Dans un autre contexte, l’ « affaire de la burqa » ou du « voile intégral » est un nouvel exemple de polémique autour de l’islam et de ses signes dans l’espace public français. Elle pose plus expressément la question de la place des femmes au sein de certaines lectures de l’islam. De manière factuelle, en juin 2008 le Conseil d’Etat refuse l’acquisition de la nationalité française à une femme marocaine mariée à un Français estimant que sa pratique radicale de la religion s’oppose aux principes républicains français notamment vis-à-vis de l’égalité des sexes. Au printemps 2009, une controverse éclate par rapport au nombre de femmes portant la burqa allant de 400 à 1900 selon le ministère de l’Intérieur. En juin, 58 députés demandent à ce que se constitue une « commission d’enquête sur le port de la burqa ou du niqab sur le territoire national » dans laquelle on peut lire : « La mission a établi un état des lieux du phénomène du port du voile intégral. Elle a estimé unanimement que cette pratique portait atteinte à nos valeurs fondamentales telles qu’elles s’expriment dans notre devise – liberté, égalité, fraternité – et lançait un véritable défi à notre République. » La loi du 20 octobre 2010 interdisant le port du voile intégral est finalement votée et rentre en vigueur le 11 avril 2011. La grille de lecture de ces deux affaires est la même, les lois et commissions portent un accent commun sur la mise en péril des fondements républicains envers lesquels un groupe en particulier manifeste des réticences et trouble un ordre institué. Concernant les hommes, les polémiques sont plus rares, même si l’on en rencontre quelques fois dans la presse autour de la barbe. C’est le cas en 2011 de Kamel Bendjebbour, fonctionnaire à la mairie de Tremblay-en-France (93), qui s’est vu convoqué par un adjoint du maire sous prétexte que « [sa] barbe est taillée de telle sorte qu’elle n’apparaît pas comme une barbe normale… [Son] aspect physique fait qu’ [il] n’ [est] pas dans la neutralité »58. La sanction portée par le conseil de discipline envisageait une révocation avant que le maire réagisse à la disproportion de l’affaire et demande l’annulation du conseil de discipline.

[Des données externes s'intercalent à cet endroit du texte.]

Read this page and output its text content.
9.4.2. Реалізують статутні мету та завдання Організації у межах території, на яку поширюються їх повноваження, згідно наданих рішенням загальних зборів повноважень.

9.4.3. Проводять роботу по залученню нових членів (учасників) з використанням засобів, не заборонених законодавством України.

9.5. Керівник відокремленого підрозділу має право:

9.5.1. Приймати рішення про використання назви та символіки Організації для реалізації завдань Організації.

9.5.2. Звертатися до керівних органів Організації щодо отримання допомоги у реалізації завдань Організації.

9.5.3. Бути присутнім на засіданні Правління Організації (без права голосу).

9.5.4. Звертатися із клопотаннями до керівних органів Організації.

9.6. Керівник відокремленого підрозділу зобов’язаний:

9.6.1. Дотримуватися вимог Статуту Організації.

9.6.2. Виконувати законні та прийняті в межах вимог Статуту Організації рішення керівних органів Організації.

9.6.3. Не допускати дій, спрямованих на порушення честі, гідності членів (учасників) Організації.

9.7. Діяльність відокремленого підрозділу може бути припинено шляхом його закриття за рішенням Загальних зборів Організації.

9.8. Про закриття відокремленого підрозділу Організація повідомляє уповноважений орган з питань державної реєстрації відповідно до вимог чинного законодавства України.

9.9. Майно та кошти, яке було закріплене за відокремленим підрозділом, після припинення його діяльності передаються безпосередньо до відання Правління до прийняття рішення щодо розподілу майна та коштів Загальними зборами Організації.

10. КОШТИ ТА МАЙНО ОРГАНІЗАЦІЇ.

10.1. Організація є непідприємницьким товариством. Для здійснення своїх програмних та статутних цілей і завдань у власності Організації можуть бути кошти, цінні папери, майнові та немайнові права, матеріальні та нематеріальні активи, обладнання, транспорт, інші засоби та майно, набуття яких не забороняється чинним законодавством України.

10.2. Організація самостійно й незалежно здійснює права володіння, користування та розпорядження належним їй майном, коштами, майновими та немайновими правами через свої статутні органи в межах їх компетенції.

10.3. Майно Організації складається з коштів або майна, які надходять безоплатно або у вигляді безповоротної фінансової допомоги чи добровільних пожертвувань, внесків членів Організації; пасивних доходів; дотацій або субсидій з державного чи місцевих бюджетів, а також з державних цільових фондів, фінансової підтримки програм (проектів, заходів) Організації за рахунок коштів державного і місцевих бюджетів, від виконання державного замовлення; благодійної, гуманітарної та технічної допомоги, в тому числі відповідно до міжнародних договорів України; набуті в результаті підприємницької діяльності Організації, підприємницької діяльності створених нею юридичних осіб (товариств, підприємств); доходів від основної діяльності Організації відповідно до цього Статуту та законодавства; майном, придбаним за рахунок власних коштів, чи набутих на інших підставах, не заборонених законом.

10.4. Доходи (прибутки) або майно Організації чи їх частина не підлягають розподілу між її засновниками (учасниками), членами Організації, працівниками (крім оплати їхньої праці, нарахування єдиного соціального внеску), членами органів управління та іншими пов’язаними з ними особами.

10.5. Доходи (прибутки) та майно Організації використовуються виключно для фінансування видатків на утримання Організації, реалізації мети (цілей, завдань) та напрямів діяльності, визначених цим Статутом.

Polémique sur la viande halal et les piscines aux créneaux réservés

En pleine campagne présidentielle de 2012, le thème de la viande halal a fait polémique suscitant tant des réactions de la part des politiques qu’auprès de l’opinion publique. Lancées par Marine Le Pen, les accusations portaient sur les abattages rituels, halal comme casher, dont serait dissimulée la particularité aux consommateurs faute de traçabilité. Le débat s’est ensuite étendu à la demande de viande halal dans les cantines scolaires touchant cette fois ci au principe de laïcité. Dans cette période pré-électorale, les amalgames allaient bon train notamment de la part du ministre de l’Intérieur d’alors, Claude Guéant, qui affirmait que le droit de vote des étrangers pourrait conduire à rendre la nourriture halal obligatoire dans les cantines. Intégrer des différences entre les individus au sein des établissements publics est un thème que l’on retrouve avec la polémique sur les créneaux de piscine réservés aux femmes dans une piscine municipale lilloise. Si ces créneaux étaient destinés à toutes les femmes, de fait ce sont surtout des musulmanes qui s’y sont rendu. Cette entreprise a rapidement été taxée de manquements aux principes républicains. Dans le cas des lieux de culte, on se trouve dans une toute autre logique car il n’est pas question de traitement différencié au sein d’un équipement public mais bel et bien d’un bâtiment répondant au besoin de lieu de culte d’une population fidèle. Là aussi, les projets suscitent des réactions plus ou moins violentes provenant en majorité de groupes identitaires au contraire des autres cas qui suscitent davantage de réactions dans les sphères politico-médiatiques.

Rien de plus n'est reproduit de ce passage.